The cigar seems to be a pretty slow burner through the first inch, lasting around 20 minutes and producing a soft-textured ash with bright white, light gray, and light brown coloration. There’s no mistaking that this blend has flavor and lots of it! Although, it’s an interesting mix that’s often tricky to pin down. A multitude of intricate and subtle spices can be found in the retrohale, and there’s a fun combination of sweet and garlic-like spices that me thinking Sriracha. The overall profile in the first third is full flavor, medium strength, medium/full body.

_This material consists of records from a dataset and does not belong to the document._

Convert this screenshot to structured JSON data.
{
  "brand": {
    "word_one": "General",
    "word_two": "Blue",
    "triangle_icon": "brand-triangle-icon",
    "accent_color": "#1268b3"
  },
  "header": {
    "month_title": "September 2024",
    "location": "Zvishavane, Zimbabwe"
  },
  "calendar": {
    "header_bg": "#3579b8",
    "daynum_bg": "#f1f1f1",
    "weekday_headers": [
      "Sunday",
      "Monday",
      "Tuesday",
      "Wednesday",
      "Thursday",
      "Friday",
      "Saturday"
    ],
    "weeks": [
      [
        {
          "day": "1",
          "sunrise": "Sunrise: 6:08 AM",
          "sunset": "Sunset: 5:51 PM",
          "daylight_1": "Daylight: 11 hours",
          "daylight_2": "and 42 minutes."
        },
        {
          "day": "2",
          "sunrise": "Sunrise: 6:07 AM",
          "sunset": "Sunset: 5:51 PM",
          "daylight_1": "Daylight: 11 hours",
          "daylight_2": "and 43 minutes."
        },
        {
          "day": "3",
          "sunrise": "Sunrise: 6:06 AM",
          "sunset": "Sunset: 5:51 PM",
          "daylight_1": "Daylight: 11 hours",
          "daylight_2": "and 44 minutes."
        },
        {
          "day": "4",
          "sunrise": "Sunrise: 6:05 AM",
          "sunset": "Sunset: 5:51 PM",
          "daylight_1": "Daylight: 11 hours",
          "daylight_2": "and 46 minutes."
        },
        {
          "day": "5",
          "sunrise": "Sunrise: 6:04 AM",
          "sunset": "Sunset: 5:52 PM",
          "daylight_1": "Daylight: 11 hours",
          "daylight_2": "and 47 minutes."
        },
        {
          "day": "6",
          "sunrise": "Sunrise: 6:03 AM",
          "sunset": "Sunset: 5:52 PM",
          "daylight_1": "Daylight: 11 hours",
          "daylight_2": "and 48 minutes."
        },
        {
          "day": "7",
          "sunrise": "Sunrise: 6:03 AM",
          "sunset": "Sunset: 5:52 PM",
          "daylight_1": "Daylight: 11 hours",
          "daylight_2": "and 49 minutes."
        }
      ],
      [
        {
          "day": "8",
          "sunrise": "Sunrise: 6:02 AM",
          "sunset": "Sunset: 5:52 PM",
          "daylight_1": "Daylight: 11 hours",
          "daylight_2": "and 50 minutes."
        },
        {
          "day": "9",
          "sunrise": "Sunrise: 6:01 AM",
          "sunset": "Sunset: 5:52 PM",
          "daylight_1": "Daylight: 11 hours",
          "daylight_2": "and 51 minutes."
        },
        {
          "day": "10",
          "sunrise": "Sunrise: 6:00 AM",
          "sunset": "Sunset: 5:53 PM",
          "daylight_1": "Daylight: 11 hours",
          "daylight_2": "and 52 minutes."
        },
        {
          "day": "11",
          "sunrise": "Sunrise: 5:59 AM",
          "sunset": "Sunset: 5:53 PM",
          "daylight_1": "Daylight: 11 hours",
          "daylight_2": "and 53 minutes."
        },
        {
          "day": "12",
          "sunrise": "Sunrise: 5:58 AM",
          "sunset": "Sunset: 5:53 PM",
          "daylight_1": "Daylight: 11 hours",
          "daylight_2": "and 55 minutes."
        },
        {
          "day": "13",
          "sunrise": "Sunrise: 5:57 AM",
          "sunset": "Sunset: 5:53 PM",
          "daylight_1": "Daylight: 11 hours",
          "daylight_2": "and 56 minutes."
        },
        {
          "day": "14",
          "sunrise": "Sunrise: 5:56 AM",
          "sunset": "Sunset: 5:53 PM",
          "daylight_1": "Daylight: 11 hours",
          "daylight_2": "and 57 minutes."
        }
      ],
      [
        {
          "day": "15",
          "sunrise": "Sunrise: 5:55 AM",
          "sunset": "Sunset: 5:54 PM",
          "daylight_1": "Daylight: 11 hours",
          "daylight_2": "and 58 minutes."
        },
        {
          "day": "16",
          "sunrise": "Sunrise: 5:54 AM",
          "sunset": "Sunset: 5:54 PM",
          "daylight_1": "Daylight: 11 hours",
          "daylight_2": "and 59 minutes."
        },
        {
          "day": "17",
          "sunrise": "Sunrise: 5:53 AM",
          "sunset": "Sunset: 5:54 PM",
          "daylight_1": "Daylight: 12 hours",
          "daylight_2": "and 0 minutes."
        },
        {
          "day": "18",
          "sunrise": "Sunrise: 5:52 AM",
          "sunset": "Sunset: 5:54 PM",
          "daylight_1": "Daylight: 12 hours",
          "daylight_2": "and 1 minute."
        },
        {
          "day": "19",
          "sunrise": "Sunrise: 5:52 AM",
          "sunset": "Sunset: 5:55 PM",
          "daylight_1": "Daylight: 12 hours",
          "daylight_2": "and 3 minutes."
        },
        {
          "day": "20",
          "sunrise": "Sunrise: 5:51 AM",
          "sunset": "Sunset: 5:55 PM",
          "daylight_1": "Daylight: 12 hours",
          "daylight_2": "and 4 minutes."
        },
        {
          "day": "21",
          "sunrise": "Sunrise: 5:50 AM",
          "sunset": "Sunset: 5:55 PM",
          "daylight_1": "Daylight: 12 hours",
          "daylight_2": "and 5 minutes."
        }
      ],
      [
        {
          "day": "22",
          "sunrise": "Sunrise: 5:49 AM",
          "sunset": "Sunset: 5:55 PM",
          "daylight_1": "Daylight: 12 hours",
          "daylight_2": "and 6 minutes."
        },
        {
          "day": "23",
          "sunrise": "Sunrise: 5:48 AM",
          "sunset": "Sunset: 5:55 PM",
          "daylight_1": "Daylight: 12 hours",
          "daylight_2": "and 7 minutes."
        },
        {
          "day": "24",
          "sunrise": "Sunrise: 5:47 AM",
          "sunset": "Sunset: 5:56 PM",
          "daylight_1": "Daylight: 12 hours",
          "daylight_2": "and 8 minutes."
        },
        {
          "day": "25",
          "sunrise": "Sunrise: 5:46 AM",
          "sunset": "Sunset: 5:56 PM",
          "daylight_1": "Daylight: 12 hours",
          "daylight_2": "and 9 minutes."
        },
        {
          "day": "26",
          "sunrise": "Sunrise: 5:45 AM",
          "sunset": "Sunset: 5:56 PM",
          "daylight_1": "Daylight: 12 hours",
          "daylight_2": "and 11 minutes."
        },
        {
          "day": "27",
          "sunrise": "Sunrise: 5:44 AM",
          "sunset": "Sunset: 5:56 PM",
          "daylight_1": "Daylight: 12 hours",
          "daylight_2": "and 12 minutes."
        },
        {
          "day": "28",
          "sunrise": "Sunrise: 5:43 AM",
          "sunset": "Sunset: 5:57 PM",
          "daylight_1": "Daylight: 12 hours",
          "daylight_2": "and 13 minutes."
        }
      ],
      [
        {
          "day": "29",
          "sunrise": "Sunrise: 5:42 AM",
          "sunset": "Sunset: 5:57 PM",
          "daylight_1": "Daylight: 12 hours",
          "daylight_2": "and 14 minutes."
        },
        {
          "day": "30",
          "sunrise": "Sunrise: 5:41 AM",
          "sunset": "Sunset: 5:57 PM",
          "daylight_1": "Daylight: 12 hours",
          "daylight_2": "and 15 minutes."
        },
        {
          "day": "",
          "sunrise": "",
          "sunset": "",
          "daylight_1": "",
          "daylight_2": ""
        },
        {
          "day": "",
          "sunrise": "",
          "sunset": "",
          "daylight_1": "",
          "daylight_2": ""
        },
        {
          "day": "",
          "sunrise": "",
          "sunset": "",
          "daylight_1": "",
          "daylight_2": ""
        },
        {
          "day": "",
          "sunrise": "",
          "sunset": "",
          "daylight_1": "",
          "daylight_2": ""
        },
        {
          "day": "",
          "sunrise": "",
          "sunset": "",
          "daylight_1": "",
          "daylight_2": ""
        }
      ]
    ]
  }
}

Tatuaje The Krueger No. 9 cigar smoking

The construction is good but has its drawbacks. On the plus side: straight burn line, slow burn, awesome draw. On the negative side: the ash seems to hold only an inch and the cigar needs fairly frequent puffing to stay lit. Flavors throughout the mid-section include wet earth and mineral qualities, light black pepper, licorice, and a great vanilla sweetness that wavers between powdered sugar and vanilla root beer.

The strength picks up somewhere near the cigar’s half-point, briefly approaching full before falling back to medium-plus nearing the end. There is also an appreciated increase in smoke output (around medium), simultaneously allowing for a more maintenance-free experience. In the final third, there are some interesting flavors campfire smokiness, toasted marshmallows, allspice, and hot chocolate powder—a great combination that begs to be heavily retrohaled, allowing the smoke to really hang in the nostrils to fully absorb the complexities.

But in the final quarter, the fun comes to an end. Multiple touchups and/or re-lights briefly bring back desirable flavors, which quickly drift towards harsh and ashy notes. Unfortunate, considering the cigar only required a single touchup up until this final portion.

Tatuaje The Krueger No. 9 cigar review

Would I Smoke This Cigar Again?

I’m actually surprised to say yes. It’s always been my opinion that many of these releases rely more on fun marketing and limited edition statuses than on unique flavor profiles and smoking experiences. While I have not tried every monster cigar (there’s almost too many to count these days), I’ve smoked a fair share, and after smoking The Krueger, I’d rank it among the top three blends to date (joining The Frank and The Drac).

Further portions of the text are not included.